The report, Divided We Stand: Why Inequality Keeps Rising, quantifies with some precision what most of us know instinctively to be true: in the three decades leading up to the global economic downturn, the income inequality - the gap between rich and poor - widened in most OECD countries.
This occurred even when the countries were going through a period of sustained economic and employment growth.
It should be remembered that the 34 member countries of the OECD are the world's most affluent and politically progressive. Membership requires a commitment to democracy and a firm belief in the wisdom of the market - which is to say a distaste for government intervention in the economy. And in that company, New Zealand is not performing very well at all.

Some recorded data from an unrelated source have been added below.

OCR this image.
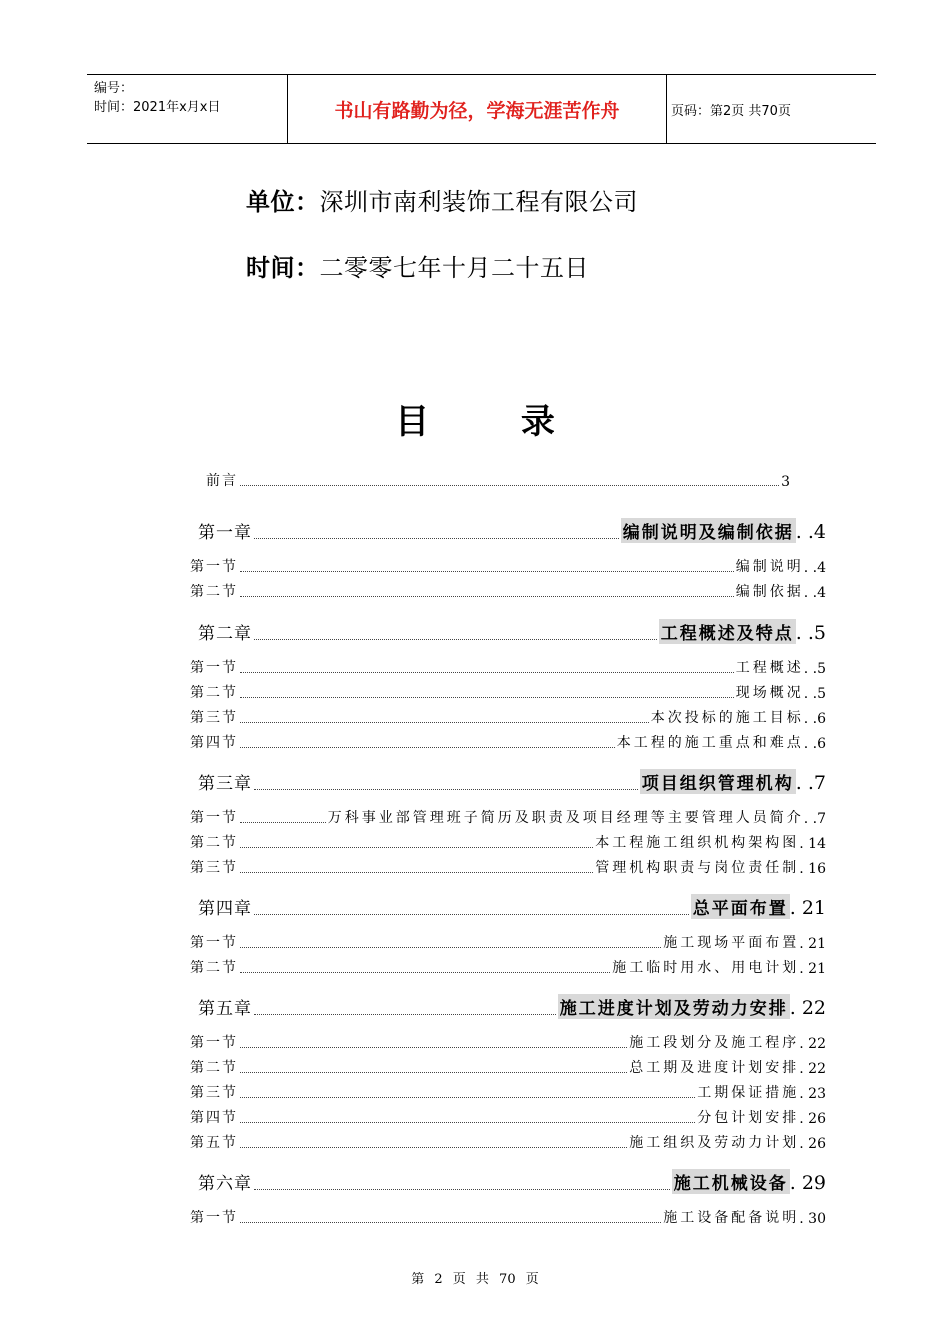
编号：
时间：2021年x月x日	书山有路勤为径，学海无涯苦作舟	页码：第2页 共70页
单位：深圳市南利装饰工程有限公司
时间：二零零七年十月二十五日
目 录
前言	3
第一章	编制说明及编制依据 . .4
第一节	编制说明 . .4
第二节	编制依据 . .4
第二章	工程概述及特点 . .5
第一节	工程概述 . .5
第二节	现场概况 . .5
第三节	本次投标的施工目标 . .6
第四节	本工程的施工重点和难点 . .6
第三章	项目组织管理机构 . .7
第一节	万科事业部管理班子简历及职责及项目经理等主要管理人员简介 . .7
第二节	本工程施工组织机构架构图 . 14
第三节	管理机构职责与岗位责任制 . 16
第四章	总平面布置 . 21
第一节	施工现场平面布置 . 21
第二节	施工临时用水、用电计划 . 21
第五章	施工进度计划及劳动力安排 . 22
第一节	施工段划分及施工程序 . 22
第二节	总工期及进度计划安排 . 22
第三节	工期保证措施 . 23
第四节	分包计划安排 . 26
第五节	施工组织及劳动力计划 . 26
第六章	施工机械设备 . 29
第一节	施工设备配备说明 . 30
第 2 页 共 70 页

Three weeks before the election, a report by the United Nations Development Programme (UNDP), the global network headed by former PM Helen Clark, ranked New Zealand as the fifth-most-developed nation in the world in health, education and income.
That statement of average welfare may seem gratifying - and certainly the average New Zealander is better off than the average citizen of Angola or Guatemala - but that report, too, highlights a growing wealth gap.
With the "Rogernomics" revolution of the mid-1980s, this country became a pioneer (and a laboratory) of the market-driven economic policies that would be so enthusiastically adopted by other countries as the key to prosperity.
But in the years since, the gap between rich and poor has widened in 17 out of 22 developed countries. Here, the richest 10 per cent of people in the country earn, on average, 10 times as much as the poorest 10 per cent. That differential ranks us as the 23rd most unequal country on the list of 34 - the US and UK are more unequal.
But the most sobering finding is that we are getting worse faster than anyone else: the gap has widened further in New Zealand than in any other except Sweden, where it was only half the size to start with. In percentage terms it is stark: the average annual increase in our household income over the period has been 1.5 per cent; among the poorest group, it was 1.1; among the richest, 2.5.
Since the OECD report only covers the period up to 2008, it may seem a bit rich for outgoing Labour leader Phil Goff to try to duck responsibility for its implications: a Labour administration began the policies of financial deregulation that started the rot. But in fact the figures show that during the years of the Clark Government, the trend slowed, and there is ample testimony from non-governmental social service agencies that it has gathered pace in John Key's first term.
National has been able to claim, with some justice, that the worldwide recession has frustrated its attempts to improve economic equality but the truth is that, during the entire period under review, both parties have been singing from the same ideological song-sheet.
The promise has been that creating an environment favourable to business and the wealthy will fuel the recovery on which prosperity depends. Yet as the OECD's Angel Gurria says, the study dispels the assumption - so often and for so long recited as holy writ - that the benefits of economic growth will automatically trickle down to the disadvantaged, "There is," says Gurria, "nothing inevitable about high and growing inequalities."
National had to suspend its programme of lowering taxes for top earners when the global downturn hit. And, interestingly, the OECD does not endorse the simple solution of taxing the rich more by simply raising the top marginal rate.
It is more interested in improving compliance and eliminating tax breaks - in particular "reassessing the role of taxes on all forms of property and wealth, including the transfer of assets".
Labour laid down the gauntlet with its bold policy of rigorously enforcing the capital gains tax, which is poorly policed and easily avoided.
That's anathema to Tory ideologues, of course. But, having stitched together a stable minority Government, Key now needs to show us that he has what it takes to be a leader not just a beancounter.
In the space of a generation, New Zealand has become a country that many New Zealanders do not recognise or like much. If the OECD report tells us anything, it tells us that it is not enough to carry on doing what we have been doing and hope for a different outcome.